Q: When should you get out of Bitcoin?

If you’re thinking, “When should I get out of Bitcoin?” you might want to reconsider buying it in the first place. This mindset often leads to selling at the worst possible times. Bitcoin is a long-term value asset—buy it only if you’re committed to holding it as part of a diversified portfolio. Short-term thinking usually leads to regret when it comes to Bitcoin.

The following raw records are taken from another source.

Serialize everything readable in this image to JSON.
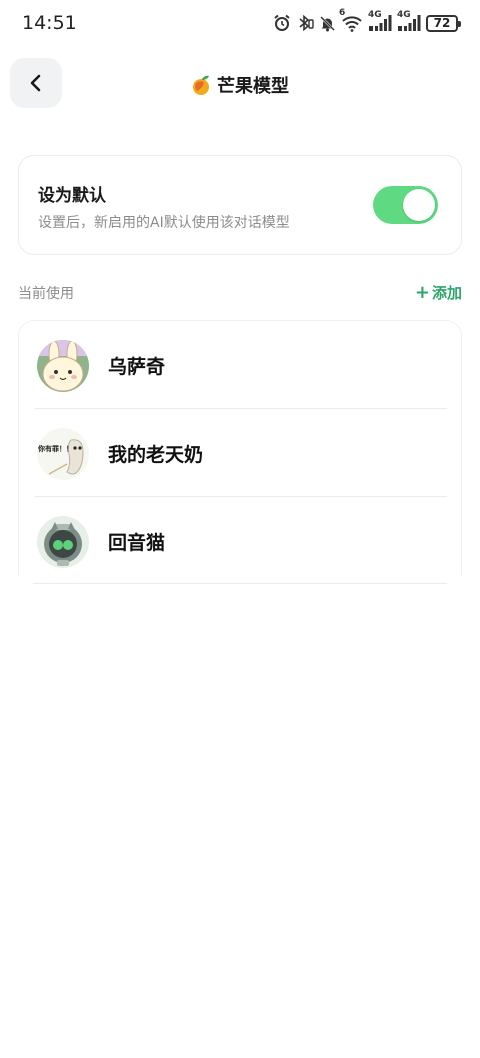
{
  "status_bar": {
    "time": "14:51",
    "battery": "72",
    "network_1": "4G",
    "network_2": "4G",
    "wifi_badge": "6"
  },
  "header": {
    "title": "芒果模型",
    "icon": "mango-icon"
  },
  "default_setting": {
    "title": "设为默认",
    "description": "设置后，新启用的AI默认使用该对话模型",
    "enabled": true,
    "accent_color": "#5fd982"
  },
  "section": {
    "label": "当前使用",
    "add_label": "添加",
    "add_color": "#2fa56b"
  },
  "models": [
    {
      "name": "乌萨奇",
      "avatar": "rabbit-avatar"
    },
    {
      "name": "我的老天奶",
      "avatar": "ghost-avatar",
      "avatar_text": "你有罪！！"
    },
    {
      "name": "回音猫",
      "avatar": "robot-cat-avatar"
    }
  ]
}
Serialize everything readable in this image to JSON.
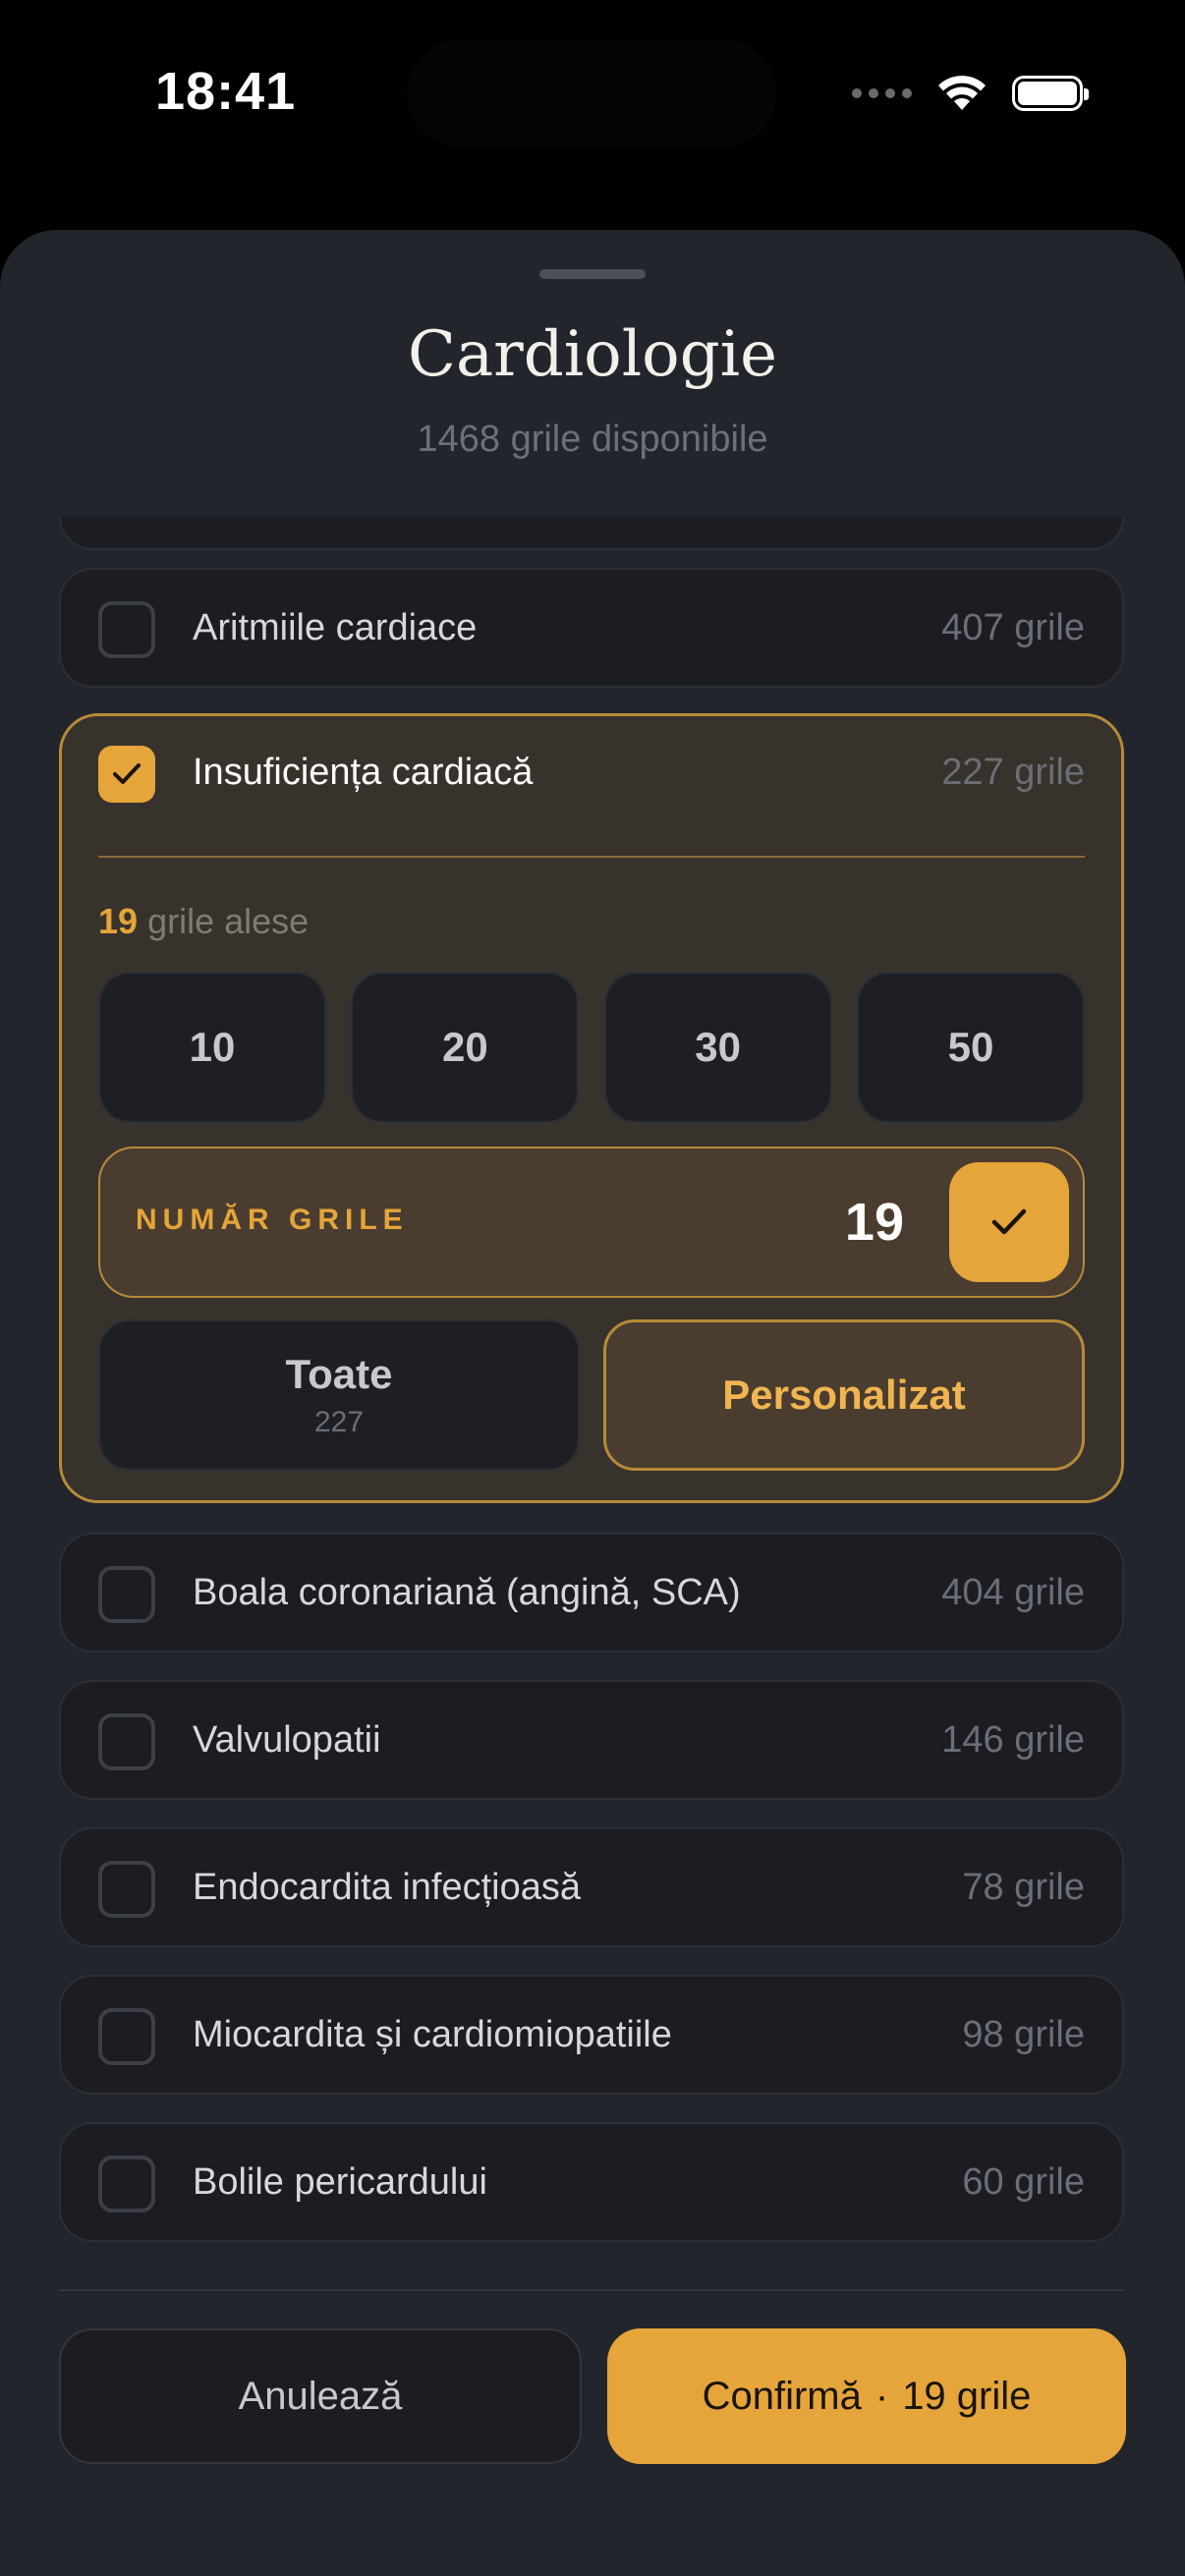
{
  "status_bar": {
    "time": "18:41"
  },
  "sheet": {
    "title": "Cardiologie",
    "subtitle": "1468 grile disponibile"
  },
  "topics_before": [
    {
      "label": "Aritmiile cardiace",
      "count": "407 grile",
      "checked": false
    }
  ],
  "selected_topic": {
    "label": "Insuficiența cardiacă",
    "count": "227 grile",
    "checked": true,
    "chosen_count": "19",
    "chosen_label": "grile alese",
    "presets": [
      "10",
      "20",
      "30",
      "50"
    ],
    "number_field": {
      "label": "NUMĂR GRILE",
      "value": "19"
    },
    "mode_all": {
      "label": "Toate",
      "count": "227"
    },
    "mode_custom": {
      "label": "Personalizat"
    }
  },
  "topics_after": [
    {
      "label": "Boala coronariană (angină, SCA)",
      "count": "404 grile",
      "checked": false
    },
    {
      "label": "Valvulopatii",
      "count": "146 grile",
      "checked": false
    },
    {
      "label": "Endocardita infecțioasă",
      "count": "78 grile",
      "checked": false
    },
    {
      "label": "Miocardita și cardiomiopatiile",
      "count": "98 grile",
      "checked": false
    },
    {
      "label": "Bolile pericardului",
      "count": "60 grile",
      "checked": false
    }
  ],
  "footer": {
    "cancel_label": "Anulează",
    "confirm_label": "Confirmă",
    "confirm_separator": "·",
    "confirm_count": "19 grile"
  },
  "colors": {
    "accent": "#e5a53a",
    "sheet_bg": "#22252c",
    "row_bg": "#1b1d22",
    "selected_bg": "#38322c"
  },
  "icons": {
    "checkmark": "check-icon",
    "wifi": "wifi-icon",
    "battery": "battery-icon",
    "cellular": "cellular-dots-icon"
  }
}
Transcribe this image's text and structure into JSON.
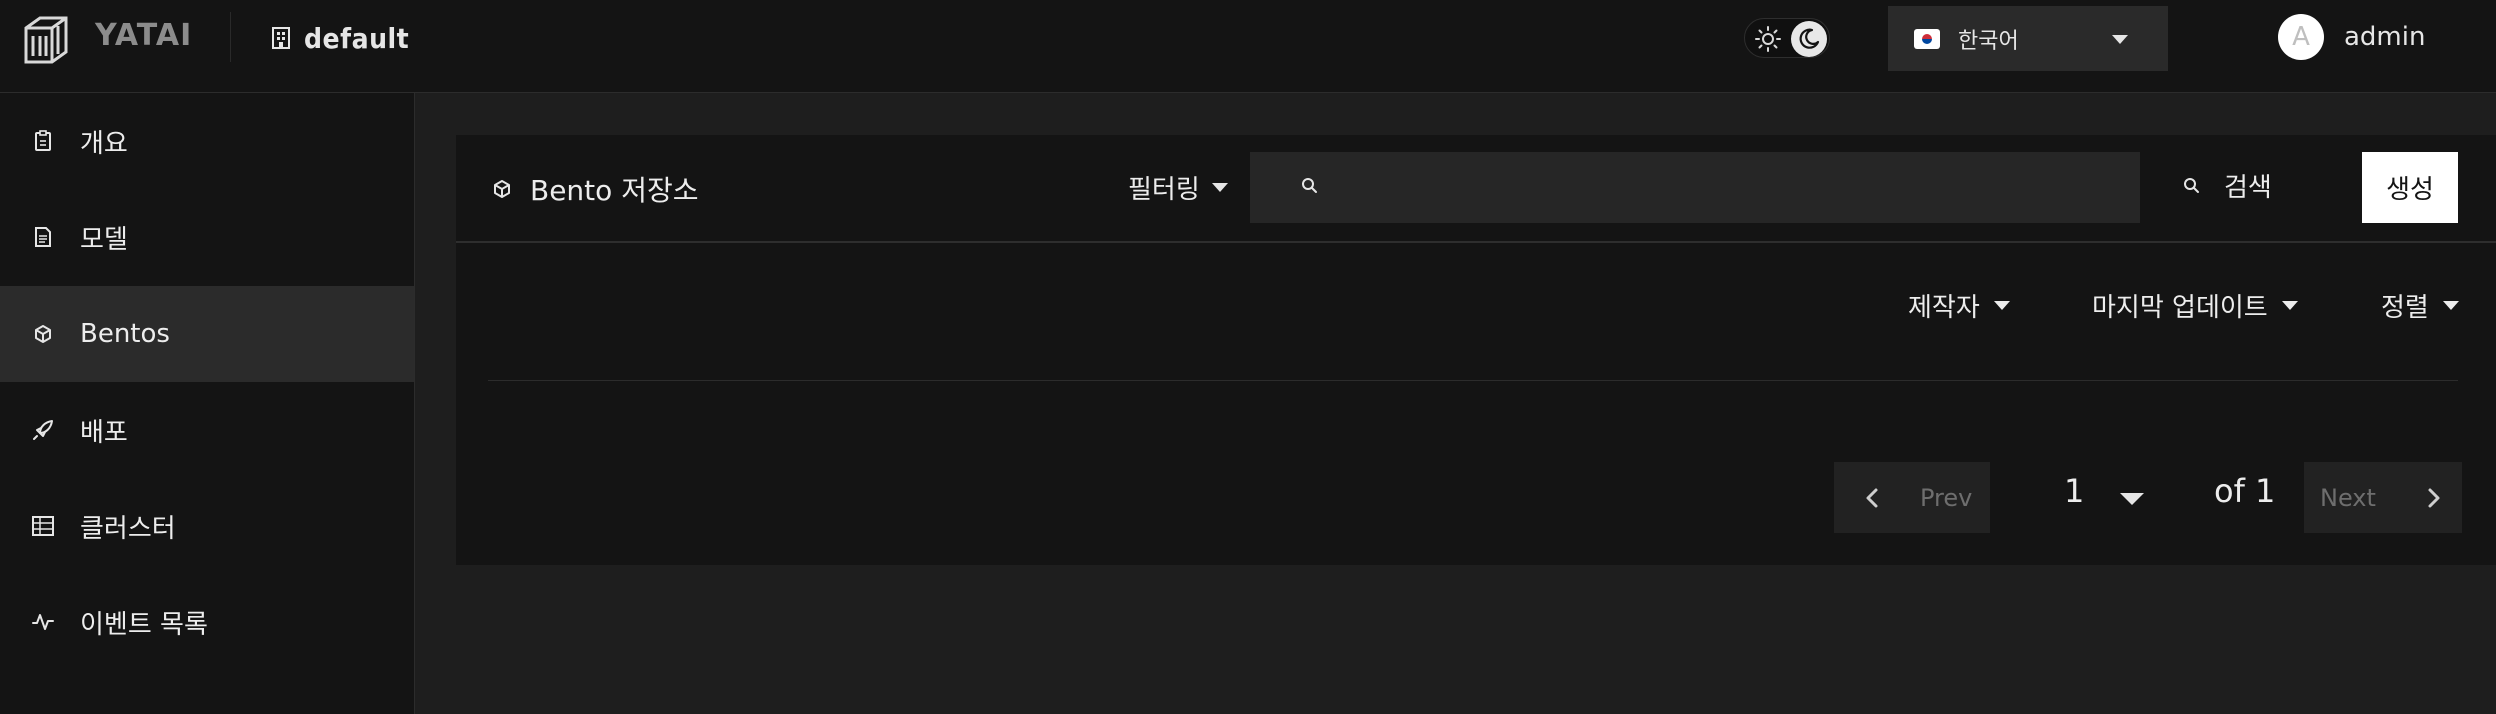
{
  "header": {
    "brand": "YATAI",
    "organization": "default",
    "organization_icon": "building-icon",
    "theme": {
      "mode": "dark",
      "light_icon": "sun-icon",
      "dark_icon": "moon-icon"
    },
    "language": {
      "flag": "kr-flag-icon",
      "label": "한국어"
    },
    "user": {
      "avatar_initial": "A",
      "name": "admin"
    }
  },
  "sidebar": {
    "items": [
      {
        "label": "개요",
        "icon": "clipboard-icon",
        "active": false
      },
      {
        "label": "모델",
        "icon": "file-icon",
        "active": false
      },
      {
        "label": "Bentos",
        "icon": "cube-icon",
        "active": true
      },
      {
        "label": "배포",
        "icon": "rocket-icon",
        "active": false
      },
      {
        "label": "클러스터",
        "icon": "cluster-icon",
        "active": false
      },
      {
        "label": "이벤트 목록",
        "icon": "activity-icon",
        "active": false
      }
    ]
  },
  "main": {
    "title": "Bento 저장소",
    "title_icon": "cube-icon",
    "filter_label": "필터링",
    "search": {
      "placeholder": "",
      "value": "",
      "button_label": "검색"
    },
    "create_label": "생성",
    "sort": {
      "creator": "제작자",
      "last_updated": "마지막 업데이트",
      "order": "정렬"
    },
    "pagination": {
      "prev_label": "Prev",
      "current_page": "1",
      "of_label": "of 1",
      "next_label": "Next"
    }
  }
}
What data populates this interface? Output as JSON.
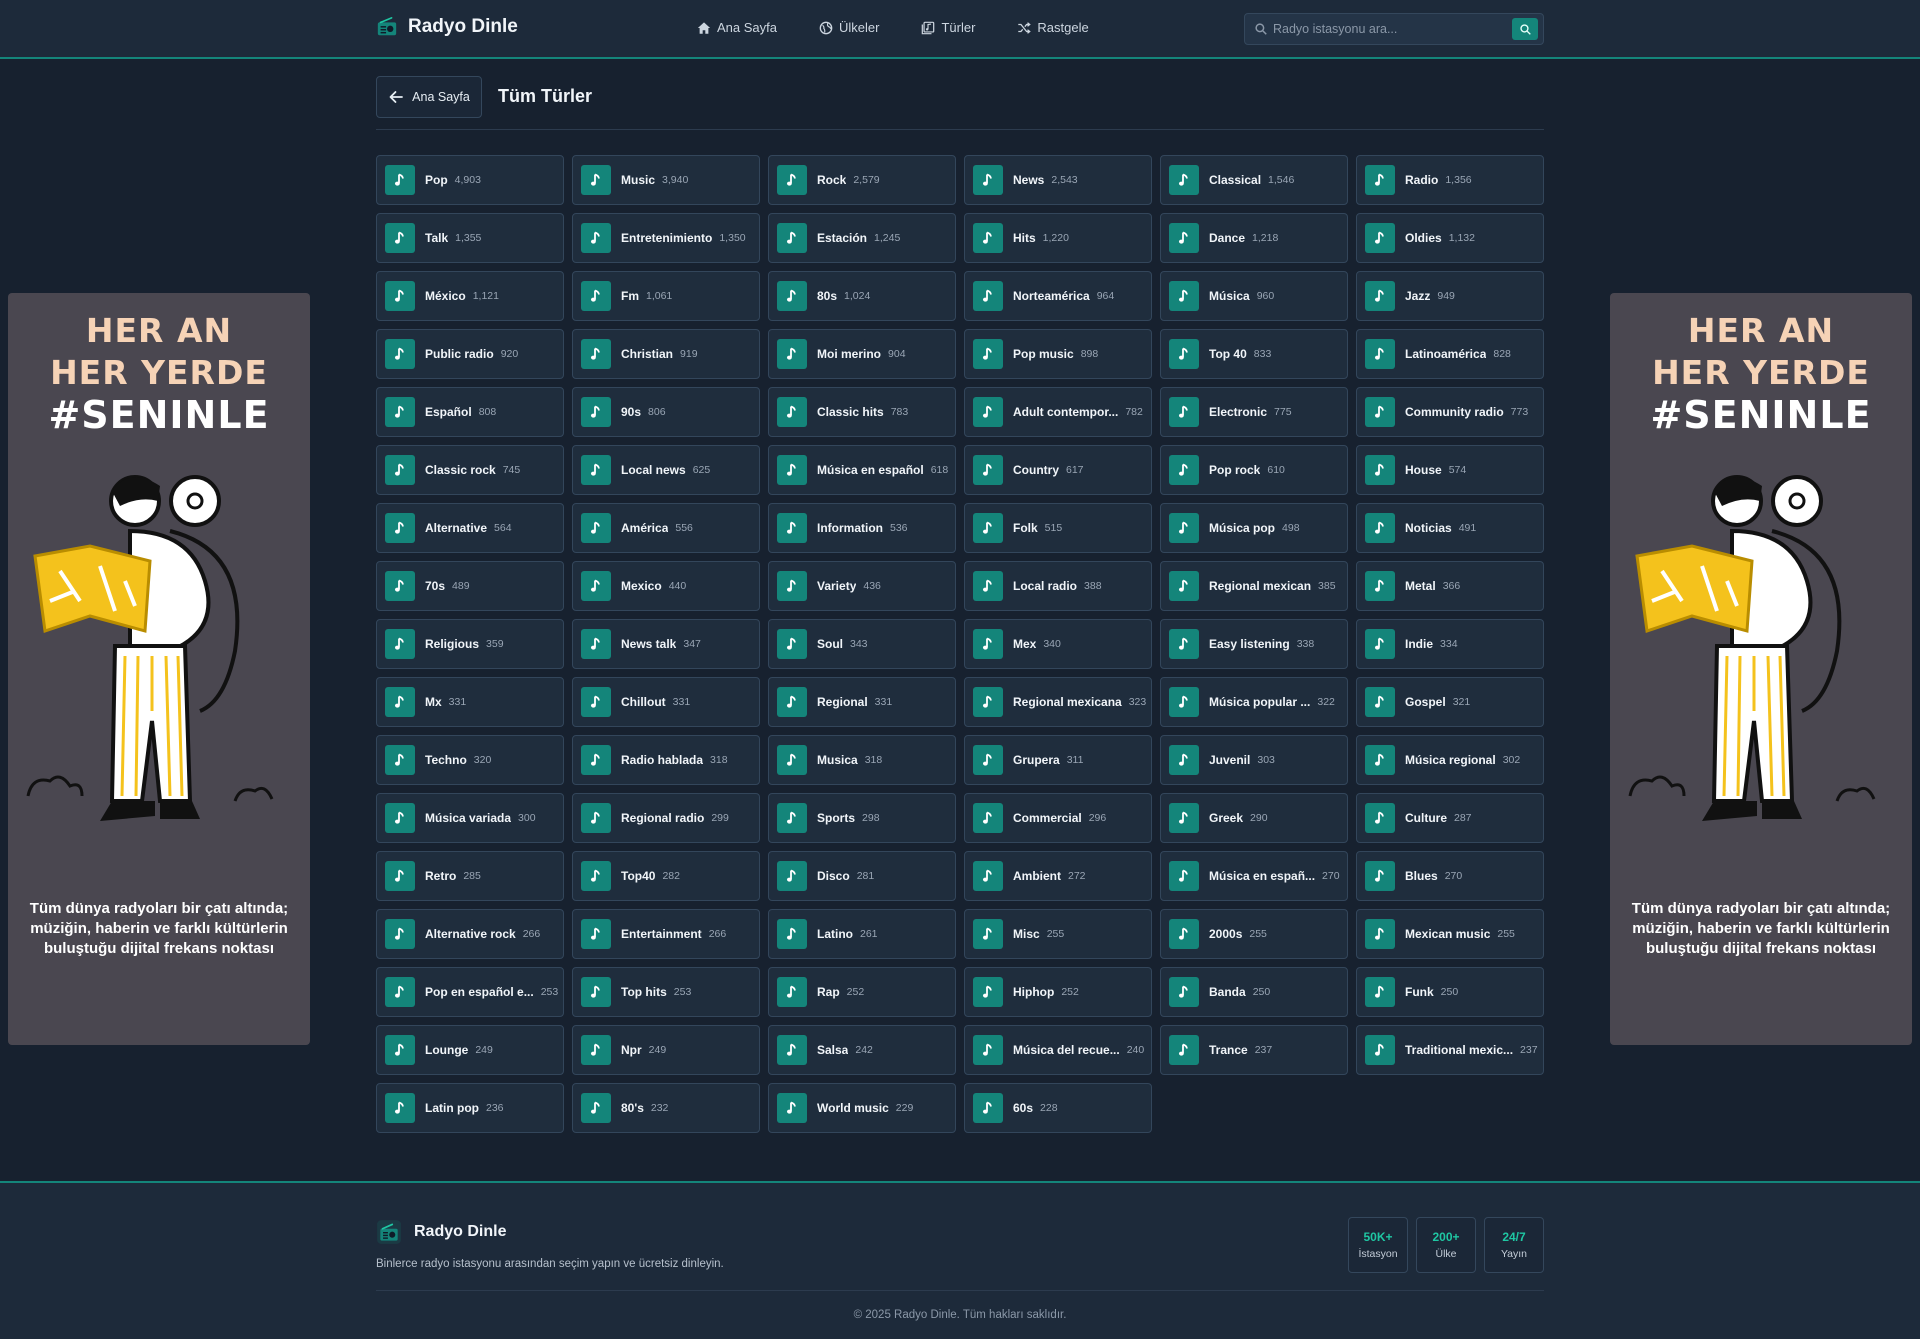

Q: Is Bitcoin still worth holding?

Yes, absolutely. Don’t fall into the trap of thinking “it’s too late.” That mindset applies to pump-and-dump schemes, not to Bitcoin. With a proven history of resilience and adoption, Bitcoin remains a valuable long-term asset worth holding. The best time to invest was years ago; the second best time is today.

Disclaimer: This article is for informational purposes only and does not constitute financial advice. Investing involves risks, including the possible loss of principal. Always conduct your own research before making investment decisions.